LightRAG
[EMNLP2025] "LightRAG: Simple and Fast Retrieval-Augmented Generation"
Python library for building question-answering systems over large document collections using knowledge graphs instead of flat text search.
LightRAG is a Python library for building Retrieval-Augmented Generation (RAG) systems that can answer questions about large document collections. RAG is a technique where an AI language model does not answer questions purely from its training data; instead, it first searches a document collection for relevant passages and then uses those passages as context to generate a grounded answer. LightRAG's distinguishing feature is that it structures its document knowledge as a knowledge graph rather than a flat list of text chunks.
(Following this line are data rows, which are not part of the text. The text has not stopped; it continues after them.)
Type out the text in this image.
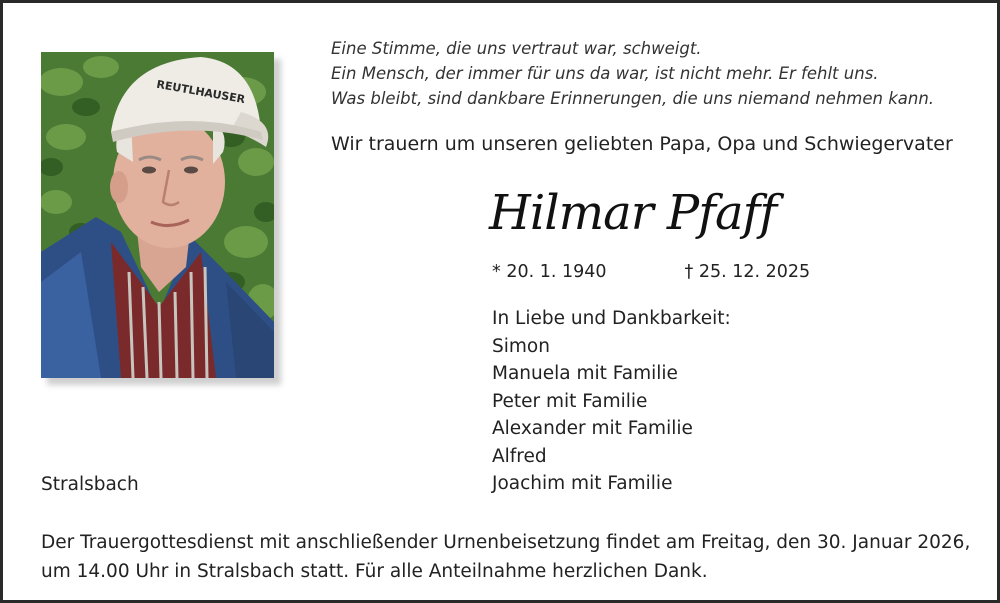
REUTLHAUSER
Eine Stimme, die uns vertraut war, schweigt.
Ein Mensch, der immer für uns da war, ist nicht mehr. Er fehlt uns.
Was bleibt, sind dankbare Erinnerungen, die uns niemand nehmen kann.
Wir trauern um unseren geliebten Papa, Opa und Schwiegervater
Hilmar Pfaff
* 20. 1. 1940	† 25. 12. 2025
In Liebe und Dankbarkeit:
Simon
Manuela mit Familie
Peter mit Familie
Alexander mit Familie
Alfred
Joachim mit Familie
Stralsbach
Der Trauergottesdienst mit anschließender Urnenbeisetzung findet am Freitag, den 30. Januar 2026,
um 14.00 Uhr in Stralsbach statt. Für alle Anteilnahme herzlichen Dank.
When you feed documents into LightRAG, it uses a language model to extract entities (people, places, concepts) and the relationships between them, building a graph where nodes are concepts and edges capture how they connect. When you ask a question, LightRAG can retrieve relevant information at two levels: local, focusing on specific entities and their direct neighbors in the graph, and global, reasoning about high-level patterns and themes across the entire document set. This dual-level retrieval means it can handle both narrow factual questions and broad, synthesizing questions better than approaches that only do flat text similarity search.
Storage backends are pluggable: you can store the knowledge graph and vector embeddings in Neo4j, PostgreSQL, MongoDB, or OpenSearch, giving flexibility to choose the database that fits your infrastructure. There is also a web UI for inserting documents, querying, and visualizing the knowledge graph interactively.
You would use LightRAG when building a question-answering system over a large corpus of documents — internal company knowledge bases, research literature, legal documents, or technical documentation — where you need the system to handle both specific detail questions and broad thematic questions well. It is a Python library, published as the package lightrag-hku, and presented as research at the EMNLP 2025 natural language processing conference.
Where it fits
- Build a question-answering system over internal company documentation that understands both specific facts and broad themes.
- Create a research paper search tool that retrieves relevant studies and synthesizes answers across multiple papers.
- Set up a legal document search system that finds relevant clauses and explains how they relate to a query.
- Develop a technical documentation assistant that answers both narrow how-to questions and high-level architecture questions.